I’ve looked through the docs but can’t really find one that helps this particular use case, do you by chance have any specific links that could describe how this should be done?

Any help is appreciated as always :slight_smile:

Hey, sorry for the late reply.

This is how I have it set up: I have a flask RESTful API server with an endpoint which takes a POST request thst includes an identifier for the bot, an identifier for the client, and the message. When a request is received, the flask app will look at the identifier and query the Rasa bot using the Rasa python API. The response is then sent back to the client. For specifics on the Rasa API: Agent

So to answer your question of whether I have flask and Rasa running on the same server, the answer is yes since Im running Rasa from within the Flask app. The above link has more info on which methods to use.

Let me know if you want anything clarified further.

Please help me to work with RASA multiple bot.

hi… how much time it is taking to load the single model

@adrianhumphrey111

can you please share complete solution of multiple bot running using flask

Hello Shayan, how much ram do you request for 50 models??

@raymond can you please tell me how does your production environment looks like and how many bots are you serving this would really help a lot?

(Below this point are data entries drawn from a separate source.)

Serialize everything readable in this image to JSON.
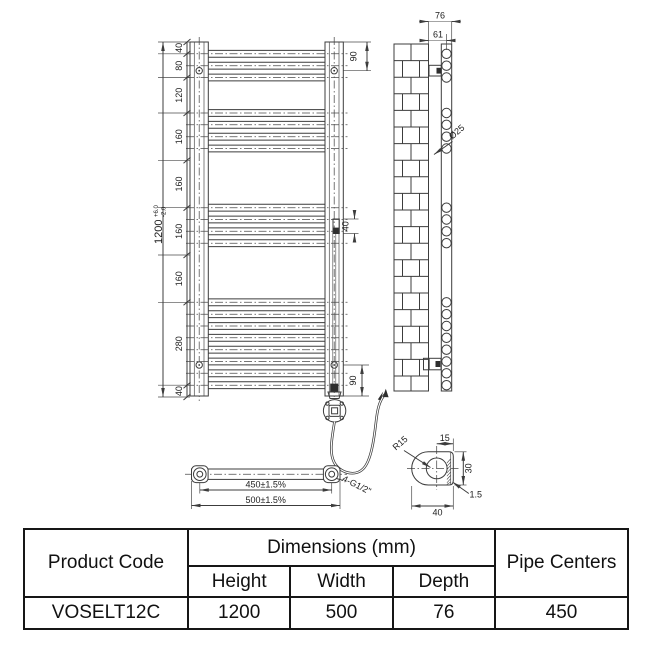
{
  "drawing": {
    "front_view": {
      "overall": {
        "value": "1200",
        "tol_plus": "+6.0",
        "tol_minus": "-2.0"
      },
      "chain": [
        "40",
        "80",
        "120",
        "160",
        "160",
        "160",
        "160",
        "280",
        "40"
      ],
      "bracket_top": "90",
      "element_offset": "40",
      "bracket_bottom": "90"
    },
    "side_view": {
      "depth": "76",
      "tube_offset": "61",
      "tube_diameter": "Ø25"
    },
    "plan_view": {
      "pipe_centers": "450±1.5%",
      "overall_width": "500±1.5%",
      "thread": "4-G1/2\""
    },
    "detail_view": {
      "radius": "R15",
      "center_to_face": "15",
      "height": "30",
      "wall": "1.5",
      "width": "40"
    }
  },
  "geometry": {
    "top_y": 42,
    "px_per_mm": 0.29583,
    "tube_groups": [
      {
        "start_mm": 40,
        "count": 3,
        "pitch_mm": 40
      },
      {
        "start_mm": 240,
        "count": 4,
        "pitch_mm": 40
      },
      {
        "start_mm": 560,
        "count": 4,
        "pitch_mm": 40
      },
      {
        "start_mm": 880,
        "count": 8,
        "pitch_mm": 40
      }
    ]
  },
  "table": {
    "header": {
      "product_code": "Product Code",
      "dimensions_group": "Dimensions (mm)",
      "height": "Height",
      "width": "Width",
      "depth": "Depth",
      "pipe_centers": "Pipe Centers"
    },
    "rows": [
      {
        "product_code": "VOSELT12C",
        "height": "1200",
        "width": "500",
        "depth": "76",
        "pipe_centers": "450"
      }
    ]
  }
}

Hi @raymond, do you load the models using agent.load() and then run handle_message directly on the corresponding bot or do you have a function which returns the appropriate agent object and then run the handle_message on it?

Eg. Scenario 1:

my_agent_1 = Agent.load('path/to/bot1')
my_agent_2 = Agent.load('path/to/bot2')

if id == 1:
response = my_agent_1.handle_message()
elif id == 2:
response = my_agent_2.handle_message()

Or Scenario 2:

all_agents = {}
all_agents["1"] = Agent.load('path/to/bot1')
all_agents["2"] = Agent.load('path/to/bot2')

def get_agent(id):
    return all_agents[id]

agent = get_agent(id)
response = agent.handle_message()

And, if you have tried both, is there any disproportional performance impact for either Scenario when dealing with >20 bots?